BEN DOMENECH: How Trump Can Fix Health Care.

Mr. Trump won the presidency in part because of some big promises, including a vow to break from conservative orthodoxy on entitlements. If Congress fails to deliver on that promise, Mr. Trump could correct it by going boldly in a direction anathema to many on the right but potentially acceptable to some Democrats: universal coverage for catastrophic care.

Many Americans’ greatest fear is that their health care costs will bankrupt them. The quality of care we receive is high — I experienced this myself this month after a cardiac incident left me reading the Republican plan in an emergency room — but the expense is opaque, and Americans are not wrong to worry about these costs.
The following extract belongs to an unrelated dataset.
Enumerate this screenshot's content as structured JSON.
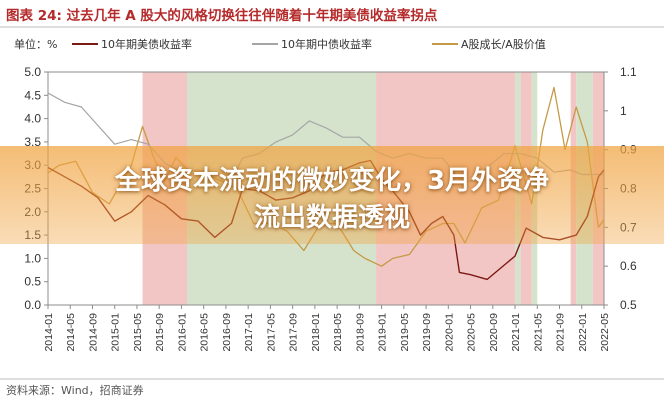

By providing catastrophic care for all, President Trump could ensure that everyone has an ultimate backstop against medical bankruptcy, while freeing the states to experiment with options for reform. It would also enable the private sector to offer new insurance products to supplement the basic catastrophic care coverage.

This idea has some support among conservatives. In 2012 Kip Hagopian and Dana Goldman estimated in National Affairs that to insure all 209 million Americans not already covered by public insurance programs would cost about $2,000 per person, or $7,200 per family per year — about half the projected $1.7 trillion cost of Obamacare over the coming decade. Individuals and families could then purchase additional coverage given their particular health needs, but would not be bankrupted by severe illness or accident.

Something along these lines might be the least-bad, politically feasible outcome.